Interview
Le 02 avr 2020

SILENCE ORIGINEL

Marie Berchoud fait l'éloge du silence. Pas celui qui impose le respect, pas celui qui humilie celui à qui il est adressé, pas celui qui dit l'absence. Celui qui est imposé par la nature, celui qui paradoxalement donne une présence plus forte à ceux qui n'ont jamais eu de voix. Un magnifique texte qui répond à l'appel à l'écriture de monBestSeller "Ecoutez le silence"
Se taire, c'est parfois imposer sa présenceSe taire, c'est parfois imposer sa présence

Nous l’appelions ainsi, comme nous entendions son prénom, Yon, ou parfois Johnny, ce qui avait l’heur' de lui plaire. Il était âgé d’environ huit ans, nous l’aimions. Il s’échappait périodiquement de l’hôpital de Berrechid où il avait été placé pour revenir dans sa ville, la nôtre, Khouribga. On le voyait descendre d’un bus de ligne noir et rouge perclus de kilomètres, poussiéreux et bringuebalant comme la piste, un bus qu’il avait rejoint à la faveur d’un arrêt technique, et hop ! un voyageur lui a tendu un gâteau luisant, un autre lui avait fait une place parmi les paquets, les poules, les couffins. 

Yon parcourait ensuite la médina, le souk et les ruelles du douar à grandes enjambées d’insecte, brassant l’air de ses ailes, renversant les étals colorés des marchands, puis recomposant après son passage leurs présentoirs de profusions végétales. Du même élan Yon bousculait les mendiants bougons et respectueux, sautait au cou d’une mère chargée de marmaille et de voiles puis d’une autre, les embrassait toutes, et vite, fuyait à nouveau de tous ses membres, encore, encore. La dernière maman présente lui apportait la pitance, coiffait ses cheveux de loup enfant, le logeait pour la nuit.

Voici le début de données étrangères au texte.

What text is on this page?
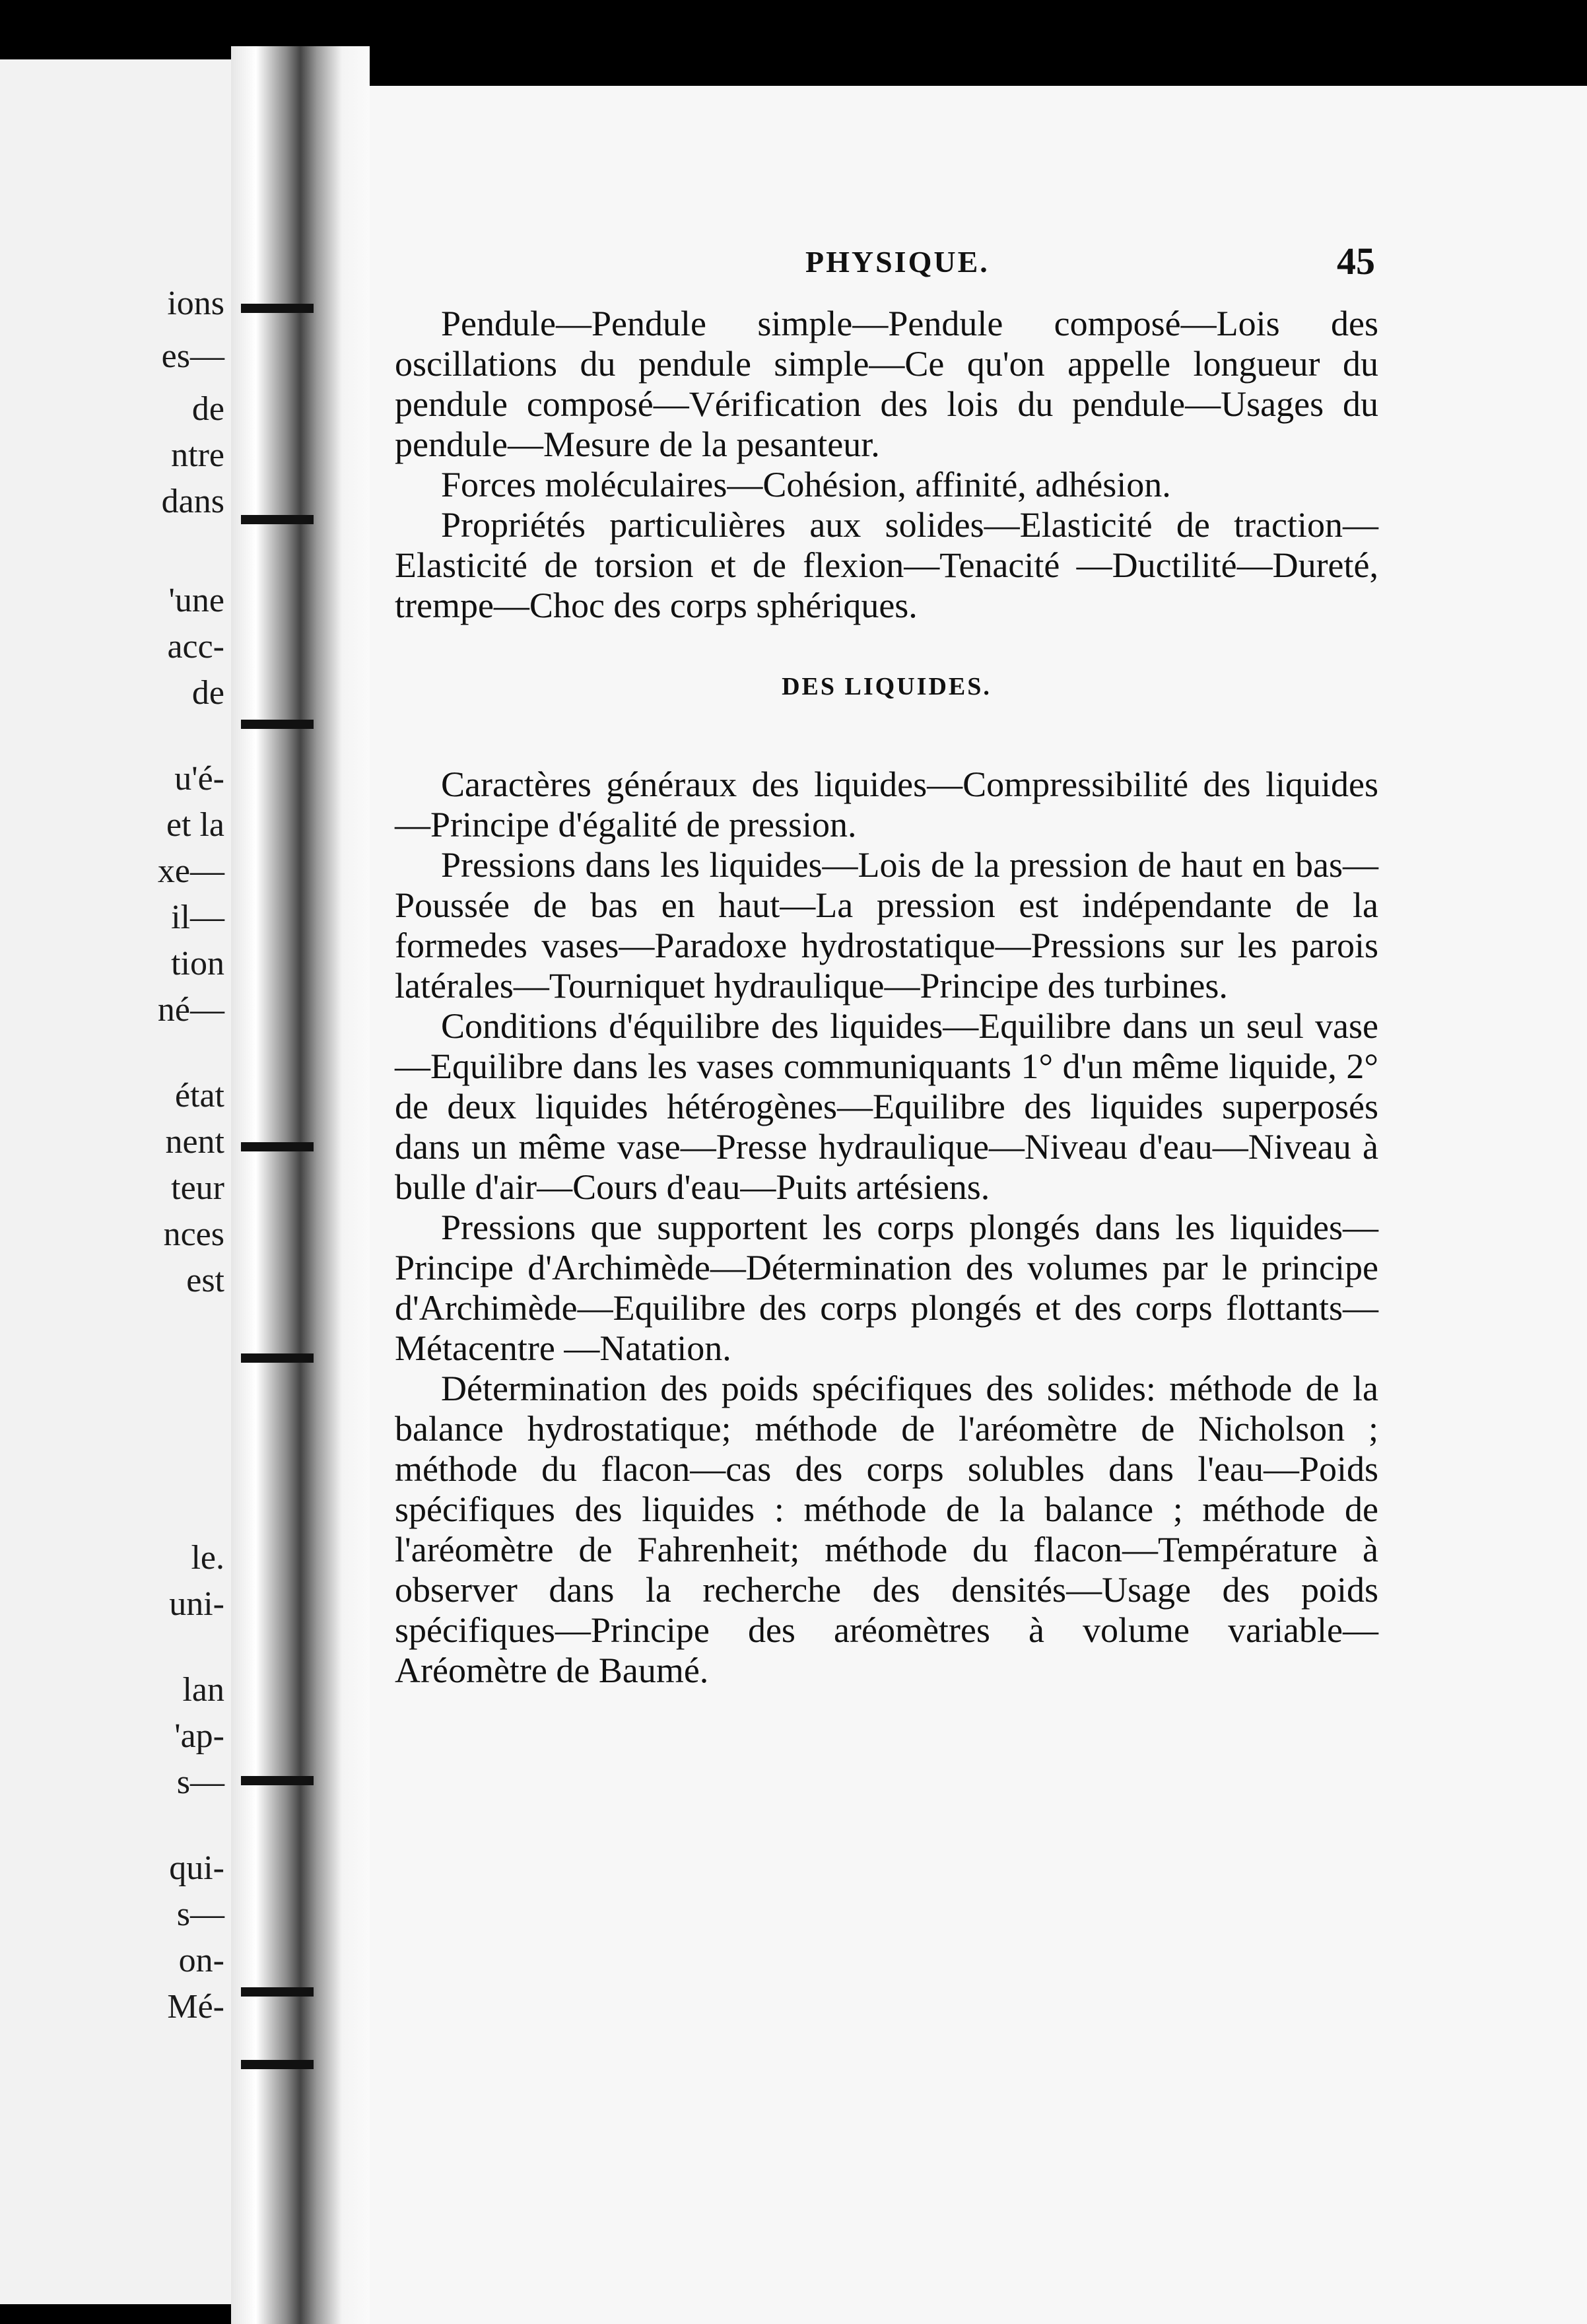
ions
es—
de
ntre
dans
'une
acc-
de
u'é-
et la
xe—
il—
tion
né—
état
nent
teur
nces
est
le.
uni-
lan
'ap-
s—
qui-
s—
on-
Mé-
PHYSIQUE.	45

Pendule—Pendule simple—Pendule composé—Lois des oscillations du pendule simple—Ce qu'on appelle longueur du pendule composé—Vérification des lois du pendule—Usages du pendule—Mesure de la pesanteur.

Forces moléculaires—Cohésion, affinité, adhésion.

Propriétés particulières aux solides—Elasticité de traction—Elasticité de torsion et de flexion—Tenacité —Ductilité—Dureté, trempe—Choc des corps sphériques.

DES LIQUIDES.

Caractères généraux des liquides—Compressibilité des liquides—Principe d'égalité de pression.

Pressions dans les liquides—Lois de la pression de haut en bas—Poussée de bas en haut—La pression est indépendante de la formedes vases—Paradoxe hydrostatique—Pressions sur les parois latérales—Tourniquet hydraulique—Principe des turbines.

Conditions d'équilibre des liquides—Equilibre dans un seul vase—Equilibre dans les vases communiquants 1° d'un même liquide, 2° de deux liquides hétérogènes—Equilibre des liquides superposés dans un même vase—Presse hydraulique—Niveau d'eau—Niveau à bulle d'air—Cours d'eau—Puits artésiens.

Pressions que supportent les corps plongés dans les liquides—Principe d'Archimède—Détermination des volumes par le principe d'Archimède—Equilibre des corps plongés et des corps flottants—Métacentre —Natation.

Détermination des poids spécifiques des solides: méthode de la balance hydrostatique; méthode de l'aréomètre de Nicholson ; méthode du flacon—cas des corps solubles dans l'eau—Poids spécifiques des liquides : méthode de la balance ; méthode de l'aréomètre de Fahrenheit; méthode du flacon—Température à observer dans la recherche des densités—Usage des poids spécifiques—Principe des aréomètres à volume variable—Aréomètre de Baumé.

Mais, pour finir, renaître, seule commandait l’énergie de l’aube, la sienne.

Cela se passait sans paroles. Yon avait cessé de parler dès qu’il avait su se mouvoir et n’avait jamais repris le fil, c’était ce qui se propageait à mots couverts. Les médecins enfermaient Yon pour son bien et pour son bien, la foule d’ici faisait corps avec lui, reformant ainsi l’œuf familial géant chaque fois qu’il lui revenait. Sans aucun doute Yon était l’émissaire de Dieu, le détenteur d’une parcelle du savoir des grands sages. 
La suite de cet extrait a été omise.